Everyday on the Internet.

God created Adam & Eve, not Republicans & Democrats. Wake up sheeple. We are all Christian Americans. The only color I see is Red, which is what our soldiers bleed in Iraqistan. Cooperation with Russia is great to understand our enemies and book vacation packages to North Korea. Climate change is a myth to teach evolution in schools and send kids to detention for prayer under the Confederate flag, an important symbol for freedom and voter IDs. Healthcare is not a right unless I need it and in that case All Lives Matter except the ones that do not because of fake news.

– Y'all’s Aunts basically.

“If I punched every bitch who called me fat, it would be dead bitches all up and down the highway." 
Star Jones

"To be black was to be the beneficiary of a great inheritance, a special destiny, glorious burdens that only we were strong enough to bear.”
President Barack Obama

“A cat can have kittens in the oven but that don’t make ‘em biscuits.”

“Nothing gets a Virgo all hot and bothered like comprehensive document organization.”

“If you can’t run with the big dogs keep yo puppy ass on the porch.”

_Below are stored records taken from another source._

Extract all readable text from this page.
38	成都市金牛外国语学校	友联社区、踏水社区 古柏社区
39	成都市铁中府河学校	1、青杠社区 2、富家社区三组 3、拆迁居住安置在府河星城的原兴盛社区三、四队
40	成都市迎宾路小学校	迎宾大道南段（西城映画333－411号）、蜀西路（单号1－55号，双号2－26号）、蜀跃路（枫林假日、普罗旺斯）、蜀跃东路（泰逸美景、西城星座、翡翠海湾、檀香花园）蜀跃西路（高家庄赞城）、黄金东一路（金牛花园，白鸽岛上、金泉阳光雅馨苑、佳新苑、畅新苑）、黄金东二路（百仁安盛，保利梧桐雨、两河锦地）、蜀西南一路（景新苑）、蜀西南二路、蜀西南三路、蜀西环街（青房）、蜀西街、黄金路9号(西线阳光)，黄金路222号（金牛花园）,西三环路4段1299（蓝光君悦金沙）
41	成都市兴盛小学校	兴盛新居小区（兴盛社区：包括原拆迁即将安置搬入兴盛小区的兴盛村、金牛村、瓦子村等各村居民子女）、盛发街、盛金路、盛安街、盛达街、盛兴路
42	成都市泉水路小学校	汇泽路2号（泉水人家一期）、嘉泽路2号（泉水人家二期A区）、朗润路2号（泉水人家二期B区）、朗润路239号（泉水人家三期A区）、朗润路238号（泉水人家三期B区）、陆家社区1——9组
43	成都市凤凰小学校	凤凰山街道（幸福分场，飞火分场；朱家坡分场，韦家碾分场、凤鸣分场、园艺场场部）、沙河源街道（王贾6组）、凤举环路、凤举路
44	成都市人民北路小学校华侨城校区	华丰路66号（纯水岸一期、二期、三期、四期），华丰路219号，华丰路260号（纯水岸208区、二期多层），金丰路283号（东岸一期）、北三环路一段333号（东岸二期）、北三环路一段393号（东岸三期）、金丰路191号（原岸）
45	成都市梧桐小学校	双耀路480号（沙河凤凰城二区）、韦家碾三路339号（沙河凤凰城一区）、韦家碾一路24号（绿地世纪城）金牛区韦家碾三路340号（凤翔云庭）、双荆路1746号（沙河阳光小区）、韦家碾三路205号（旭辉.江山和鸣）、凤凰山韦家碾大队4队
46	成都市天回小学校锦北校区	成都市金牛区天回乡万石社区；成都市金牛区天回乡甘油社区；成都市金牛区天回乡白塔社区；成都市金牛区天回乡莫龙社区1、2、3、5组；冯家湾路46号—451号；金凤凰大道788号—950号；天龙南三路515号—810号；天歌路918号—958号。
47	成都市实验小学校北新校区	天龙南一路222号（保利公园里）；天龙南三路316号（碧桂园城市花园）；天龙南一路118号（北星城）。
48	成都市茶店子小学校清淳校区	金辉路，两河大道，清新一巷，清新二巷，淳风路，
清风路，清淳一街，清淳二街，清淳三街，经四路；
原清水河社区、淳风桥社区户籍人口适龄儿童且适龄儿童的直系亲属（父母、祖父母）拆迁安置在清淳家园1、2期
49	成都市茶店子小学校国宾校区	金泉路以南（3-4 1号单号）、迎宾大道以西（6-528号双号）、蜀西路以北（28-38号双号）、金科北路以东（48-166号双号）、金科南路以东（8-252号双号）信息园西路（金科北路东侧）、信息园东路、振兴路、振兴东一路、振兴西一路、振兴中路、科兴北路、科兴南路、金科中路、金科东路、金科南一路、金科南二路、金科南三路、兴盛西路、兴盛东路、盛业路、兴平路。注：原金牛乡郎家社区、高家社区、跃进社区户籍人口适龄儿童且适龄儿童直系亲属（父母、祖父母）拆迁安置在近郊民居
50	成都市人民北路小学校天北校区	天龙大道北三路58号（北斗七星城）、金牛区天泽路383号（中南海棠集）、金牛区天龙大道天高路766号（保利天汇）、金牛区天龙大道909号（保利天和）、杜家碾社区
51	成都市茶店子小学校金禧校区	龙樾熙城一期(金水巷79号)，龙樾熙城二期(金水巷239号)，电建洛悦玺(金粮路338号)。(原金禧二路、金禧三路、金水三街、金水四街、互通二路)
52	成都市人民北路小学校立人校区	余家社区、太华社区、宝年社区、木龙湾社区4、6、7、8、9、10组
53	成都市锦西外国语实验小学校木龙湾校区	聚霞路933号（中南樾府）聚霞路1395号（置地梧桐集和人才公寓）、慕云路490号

“Every time I look at her, I think 'Is a McDonald’s somewhere missing an employee?’”
Keith Olbermann on Sarah Palin

“Like a gold ring in a pig’s snout is a beautiful woman who shows no discretion.”

“I’m glad that I have done one useful thing in my life…even if it has only been to encourage a friend to get food stamps.”

“When I woke up, I had a cookie in my mouth. I was eating them in my sleep.”

“Sir, I do drugs, okay. I do not remember things.”

“I’d love to go to the gym, but I can’t get my head around the footwear.”
Victoria Beckham

Carrie: “You just caught us a little off guard with the lesbian thing.”
Samantha: “That’s just a label, like Gucci or Versace.”
Carrie: “Or Birkenstock.”

“English majors do it MLA style." 

"Calories don’t count when you’re on your period.”

“Those are my huntsfruit dots.”

“I know three things: politics, art, and strippers.”

“There is one simple rule to breaking up: Always be classy. Never be crazy.”

“They got a funny bunny club up at NW Classen.”
(in reference to the new gay club at a local high school)

M: “Where is the Tree of Life now?”
S: “In Iraqistan.”

back when filling out your facebook info was a thing people actually cared about, i maintained a list of quotes on my profile.
i just saw it again for the first time in years.